Too Many Cooks…? OECD Rankings

In his song Rat Race, Bob Marley made the musical statement “in the abundance of water, the fool is thirsty”.

The U.S. is one of the most technologically-advanced nations in the world, but in a recent math-and-science-education ranking, published by the Organization for Economic Co-operation and Development (OECD), the U.S. placed 28th out of 76 OECD countries. Singapore came in at number one. In fact, the top 5 spots were taken by Asian countries, thus reaffirming the stereotype we all know too well: Asian digs math and science.

Students Hard at Work

Students Hard at Work

OECD’s education director, Andreas Schleicher, stated that it is the first time the OECD has a truly global scale of quality. According to Schleicher, the ranking will give more countries ways of comparing themselves against others. It is a way for countries to judge themselves, and see what is to be gained in the long-term process, educationally and economically.

Unlike previous and similar rankings, this one included countries of very different economic status. Finland, coming in at number 6, is the first non-Asian country to be included in the ranking. Ghana came in last.


So, what is it?
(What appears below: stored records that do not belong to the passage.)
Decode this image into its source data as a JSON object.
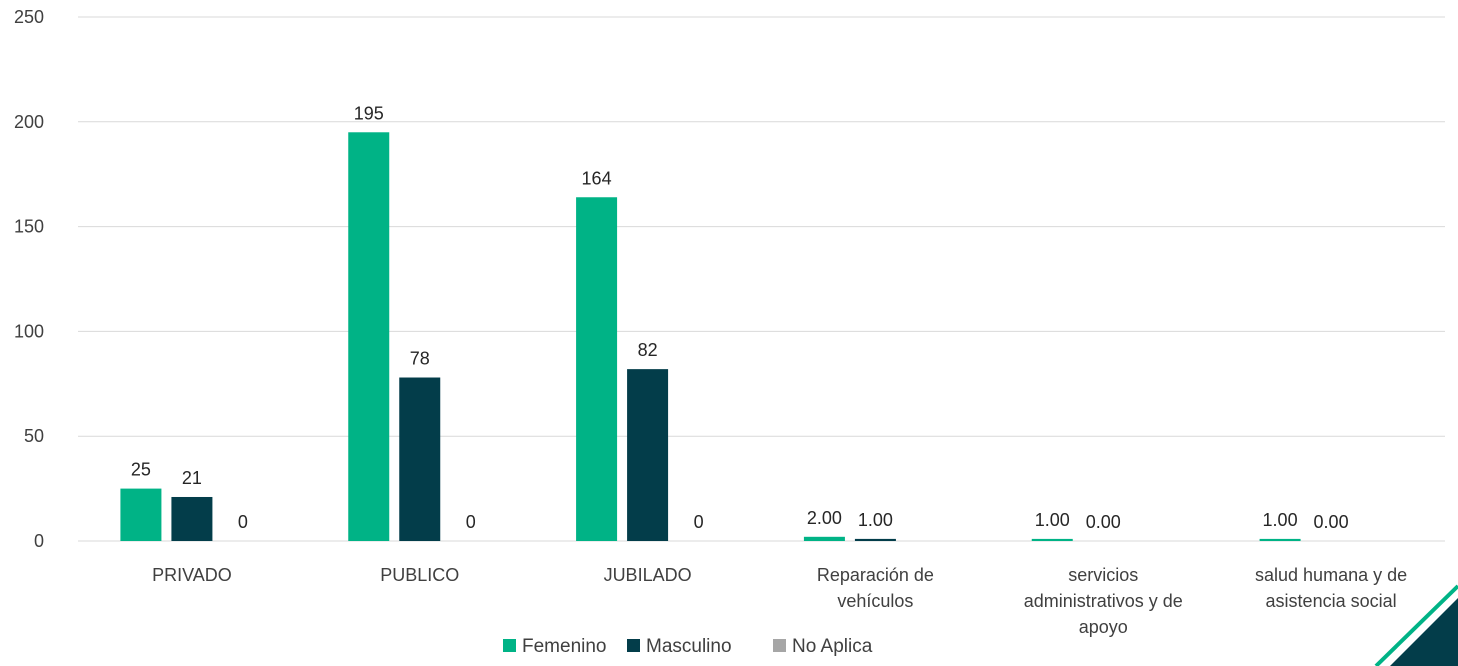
{
  "chart_data": {
    "type": "bar",
    "title": "",
    "xlabel": "",
    "ylabel": "",
    "ylim": [
      0,
      250
    ],
    "yticks": [
      0,
      50,
      100,
      150,
      200,
      250
    ],
    "grid": true,
    "legend_position": "bottom",
    "categories": [
      [
        "PRIVADO"
      ],
      [
        "PUBLICO"
      ],
      [
        "JUBILADO"
      ],
      [
        "Reparación de",
        "vehículos"
      ],
      [
        "servicios",
        "administrativos y de",
        "apoyo"
      ],
      [
        "salud humana y de",
        "asistencia social"
      ]
    ],
    "series": [
      {
        "name": "Femenino",
        "color": "#00b386",
        "values": [
          25,
          195,
          164,
          2,
          1,
          1
        ],
        "labels": [
          "25",
          "195",
          "164",
          "2.00",
          "1.00",
          "1.00"
        ]
      },
      {
        "name": "Masculino",
        "color": "#033d4a",
        "values": [
          21,
          78,
          82,
          1,
          0,
          0
        ],
        "labels": [
          "21",
          "78",
          "82",
          "1.00",
          "0.00",
          "0.00"
        ]
      },
      {
        "name": "No Aplica",
        "color": "#a6a6a6",
        "values": [
          0,
          0,
          0,
          null,
          null,
          null
        ],
        "labels": [
          "0",
          "0",
          "0",
          null,
          null,
          null
        ]
      }
    ]
  },
  "decoration": {
    "corner_color": "#033d4a",
    "corner_accent": "#00b386"
  }
}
Why did America come in at number 28 of OECD countries? I don’t think for one second that I hold all of the answers, but I just figure I’d throw it out there. Doesn’t it seem a little strange that the United States – a place reputably abundant in, well, everything – would come in 28th? What does it say about the quality of our education system? Does it speak poorly of our educators, or does it aim to shed a concerned red light on those being educated?

I am not saying that the U.S. should always be No. 1 in everything it does. Try though it might – it will not be ahead of everything. As Jedi Master Qui Gon Jinn wisely observed in The Phantom Menace, “there is always a bigger fish.” And, that is a good thing. It keeps the nations in healthy competition with one another, promotes academic co-operation, and helps to maintain balance in the Force — I mean, the world.

Maintaining Balance in the Classroom is Crucial

Maintaining Balance in the Classroom is Crucial

Obviously, education will vary from one location to another. It is dependent on many factors and variables, and that is the natural state of things. However, I believe that 28th place is not befitting a nation that landed a man on the moon half a century ago. I hope that the suits ‘n’ ties in charge draw their conclusions, show some humility, and maybe pick up a tip or two from those who were ranked before us. If anything, this recent ranking has shown us all that even poorer countries, such as Vietnam, could teach us a thing or two about academia.